La satisfaction des besoins fondamentaux de l'homme est elle aussi garantie par de nombreux instruments internationaux. La Convention relative aux droits de l'enfant dans ses articles 24 (le droit à la santé), 26 (le droit à la sécurité sociale), 27 (le droit à un niveau de vie suffisant), 28 (le droit à l'éducation), protège les droits relatifs à cette catégorie sociale. Mais, le principal instrument international contraignant qui garantit la satisfaction des besoins fondamentaux de la personne humaine est le Pacte international relatif aux droits économiques sociaux et culturels (PIDESC).44(*) Il garanti notamment à tous le droit de jouir du meilleur état de santé physique et mentale possible (article 12), le droit à un niveau de vie suffisant (article 11). Il érige « le droit d'être à l'abri de la faim » comme un droit fondamental (article 11) et pose le principe de l'éducation primaire obligatoire (article 13 al.2-a). Le PIDESC protège spécifiquement les mères (article10 al. 2) et les enfants (article 10 al.3). Le caractère global et général de cette protection fait qu'elle s'étend aux personnes privées de liberté. D'ailleurs l'article 2 alinéa 2 précise qu'aucune situation ne saurait justifier la discrimination dans l'application des droits qui sont énoncés dans ce texte.45(*)

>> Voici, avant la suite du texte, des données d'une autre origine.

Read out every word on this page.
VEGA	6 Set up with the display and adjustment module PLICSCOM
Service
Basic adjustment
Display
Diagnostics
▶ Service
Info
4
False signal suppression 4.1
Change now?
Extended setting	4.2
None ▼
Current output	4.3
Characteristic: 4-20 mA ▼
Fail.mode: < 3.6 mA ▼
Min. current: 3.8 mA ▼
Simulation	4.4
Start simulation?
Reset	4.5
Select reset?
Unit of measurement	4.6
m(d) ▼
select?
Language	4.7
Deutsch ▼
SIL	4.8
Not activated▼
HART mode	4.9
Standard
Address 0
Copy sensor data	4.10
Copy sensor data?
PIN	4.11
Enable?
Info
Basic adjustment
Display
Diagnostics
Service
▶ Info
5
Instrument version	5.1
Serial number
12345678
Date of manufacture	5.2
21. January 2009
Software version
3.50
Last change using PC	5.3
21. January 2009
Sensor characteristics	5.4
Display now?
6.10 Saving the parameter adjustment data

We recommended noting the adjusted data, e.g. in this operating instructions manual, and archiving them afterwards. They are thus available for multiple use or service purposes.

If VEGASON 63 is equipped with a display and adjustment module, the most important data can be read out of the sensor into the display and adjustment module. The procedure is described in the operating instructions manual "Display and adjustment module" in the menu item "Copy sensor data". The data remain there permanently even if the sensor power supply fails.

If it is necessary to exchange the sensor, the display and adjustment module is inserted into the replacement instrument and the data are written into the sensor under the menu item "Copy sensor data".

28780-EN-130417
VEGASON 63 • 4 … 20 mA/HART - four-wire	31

D'autres instruments bien que non contraignants participent également à la protection des personnes incarcérées. Il s'agit pour la plupart des instruments des droits de l'homme intervenant dans l'administration de la justice. On peut citer entre autre l'Ensemble des règles minima pour le traitement des détenus qui visent « à établir, en s'inspirant des conceptions généralement admises de nos jours et des éléments essentiels des systèmes contemporains les plus adéquats, les principes et les règles d'une bonne organisation pénitentiaire et de la pratique du traitement des détenus, des principes fondamentaux relatifs au traitement des détenus »46(*), l'Ensemble des principes pour la protection de toutes les personnes soumises à une forme quelconque de détention ou d'emprisonnement  et les Principes fondamentaux relatifs au traitement des détenus.

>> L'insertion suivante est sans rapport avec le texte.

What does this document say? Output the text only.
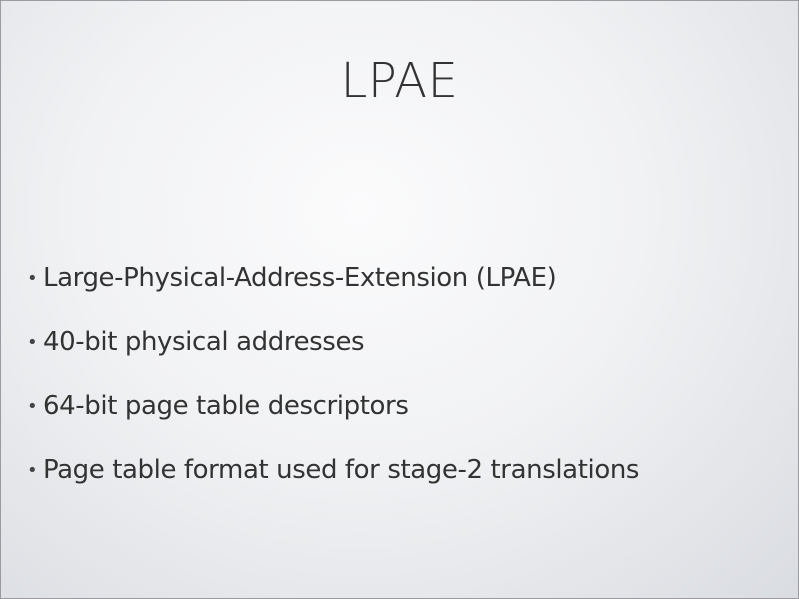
LPAE
• Large-Physical-Address-Extension (LPAE)
• 40-bit physical addresses
• 64-bit page table descriptors
• Page table format used for stage-2 translations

A la lecture des dispositions de tous ces textes, l'on remarque que la communauté internationale, dans un souci d'efficacité a adopté de nombreux instruments contraignants qui mettent un accent particulier sur la protection de la dignité de la personne humaine en général. Mais en voulant cette protection également spécifique aux détenus, les nations unies ont adoptées de nombreux textes à valeur déclarative, contribuant ainsi à parsemer davantage les normes de protection de la personne détenue.

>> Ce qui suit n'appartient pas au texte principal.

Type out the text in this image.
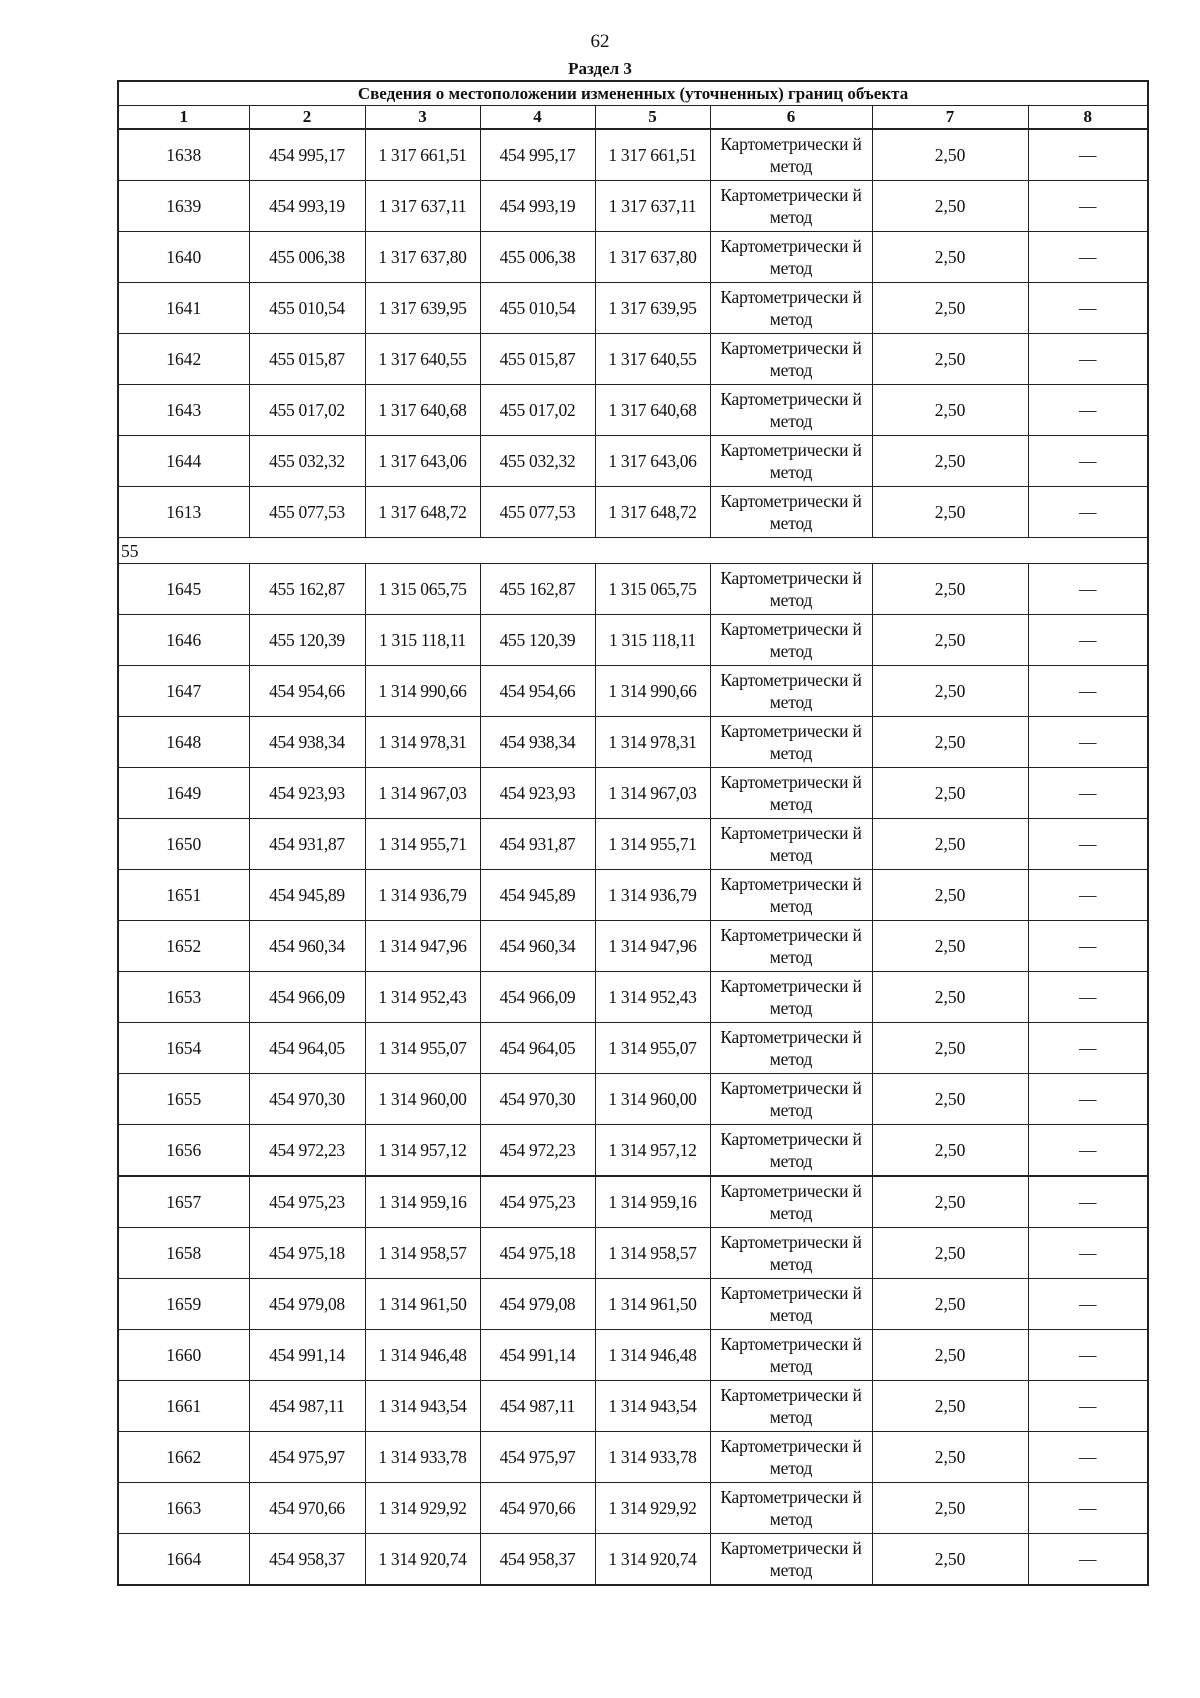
62
Раздел 3
Сведения о местоположении измененных (уточненных) границ объекта							
1	2	3	4	5	6	7	8
1638	454 995,17	1 317 661,51	454 995,17	1 317 661,51	Картометрически й метод	2,50	—
1639	454 993,19	1 317 637,11	454 993,19	1 317 637,11	Картометрически й метод	2,50	—
1640	455 006,38	1 317 637,80	455 006,38	1 317 637,80	Картометрически й метод	2,50	—
1641	455 010,54	1 317 639,95	455 010,54	1 317 639,95	Картометрически й метод	2,50	—
1642	455 015,87	1 317 640,55	455 015,87	1 317 640,55	Картометрически й метод	2,50	—
1643	455 017,02	1 317 640,68	455 017,02	1 317 640,68	Картометрически й метод	2,50	—
1644	455 032,32	1 317 643,06	455 032,32	1 317 643,06	Картометрически й метод	2,50	—
1613	455 077,53	1 317 648,72	455 077,53	1 317 648,72	Картометрически й метод	2,50	—
55							
1645	455 162,87	1 315 065,75	455 162,87	1 315 065,75	Картометрически й метод	2,50	—
1646	455 120,39	1 315 118,11	455 120,39	1 315 118,11	Картометрически й метод	2,50	—
1647	454 954,66	1 314 990,66	454 954,66	1 314 990,66	Картометрически й метод	2,50	—
1648	454 938,34	1 314 978,31	454 938,34	1 314 978,31	Картометрически й метод	2,50	—
1649	454 923,93	1 314 967,03	454 923,93	1 314 967,03	Картометрически й метод	2,50	—
1650	454 931,87	1 314 955,71	454 931,87	1 314 955,71	Картометрически й метод	2,50	—
1651	454 945,89	1 314 936,79	454 945,89	1 314 936,79	Картометрически й метод	2,50	—
1652	454 960,34	1 314 947,96	454 960,34	1 314 947,96	Картометрически й метод	2,50	—
1653	454 966,09	1 314 952,43	454 966,09	1 314 952,43	Картометрически й метод	2,50	—
1654	454 964,05	1 314 955,07	454 964,05	1 314 955,07	Картометрически й метод	2,50	—
1655	454 970,30	1 314 960,00	454 970,30	1 314 960,00	Картометрически й метод	2,50	—
1656	454 972,23	1 314 957,12	454 972,23	1 314 957,12	Картометрически й метод	2,50	—
1657	454 975,23	1 314 959,16	454 975,23	1 314 959,16	Картометрически й метод	2,50	—
1658	454 975,18	1 314 958,57	454 975,18	1 314 958,57	Картометрически й метод	2,50	—
1659	454 979,08	1 314 961,50	454 979,08	1 314 961,50	Картометрически й метод	2,50	—
1660	454 991,14	1 314 946,48	454 991,14	1 314 946,48	Картометрически й метод	2,50	—
1661	454 987,11	1 314 943,54	454 987,11	1 314 943,54	Картометрически й метод	2,50	—
1662	454 975,97	1 314 933,78	454 975,97	1 314 933,78	Картометрически й метод	2,50	—
1663	454 970,66	1 314 929,92	454 970,66	1 314 929,92	Картометрически й метод	2,50	—
1664	454 958,37	1 314 920,74	454 958,37	1 314 920,74	Картометрически й метод	2,50	—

* 30 Notion consacrée par le premier considérant de la Déclaration universelle des droits de l'homme du 10 décembre 1948 et reprise par le plus grand nombre de conventions internationales relatives aux droits de l'homme. Cependant, il faut noter que la Conférence mondiale sur les droits de l'homme de 1993 dont est issue la Déclaration de Vienne oublie volontairement ou mieux éclipse la notion de « famille humaine » au profit de celle moins controversée de le « communauté internationale ».

* 31 Texte adopté lors du 1er congrès des Nations Unies pour la prévention du crime et le traitement des délinquants tenu à Genève en 1955. Il est approuvé par le Conseil Economique et Social dans ses résolutions 663C (XXIV) du 31 juillet 1957 et 2076 (LXII) du 13 mai 1977.

* 32 Il s'agit des, principes fondamentaux relatifs au traitement des détenus et de l'ensemble de principes pour la protection de toutes les personnes soumises à une forme quelconque de détention ou d'emprisonnement adoptés par l'Assemblée générale des Nations Unies respectivement dans ses résolutions 42/111 du 14 décembre 1990 et 43/173 du 9 décembre 1988.

* 33 Principe 1er de l'ensemble de principes pour la protection de toutes les personnes soumises à une forme quelconque de détention ou d'emprisonnement : « toute personne soumise à une forme quelconque de détention ou d'emprisonnement est traitée avec humanité et avec le respect de la dignité inhérente à la personne humaine ».

* 34 La notion de dignité fait référence à une qualité liée à l'être même de chaque homme. Ce qui explique qu'elle soit la même pour tous et qu'elle n'admette pas de degrés. Même si la DUDH n'en détermine ni sa signification ni son contenu, cette notion se voit accorder dans ce texte la préséance sur les droits. Ce qui en fait « une notion centrale des doits de l'homme ». (Lire le Pr. Bernard-Raymond GUIMDO, « Droit au développement et dignité humaine », in Les droits Fondamentaux, Actualité Scientifique, (dir.) Jacques-Yvan Morin, Bruylant, AUPELF-UREF Bruxelles, 1997, pp. 73-89.

* 35 L'article 6 al.1 du Pacte international relatif aux droits civils et politiques du 16 décembre 1966 stipule que : « le droit à la vie est inhérent à la personne humaine. Ce droit doit être protégé par la loi. Nul ne peut être arbitrairement privé de la vie».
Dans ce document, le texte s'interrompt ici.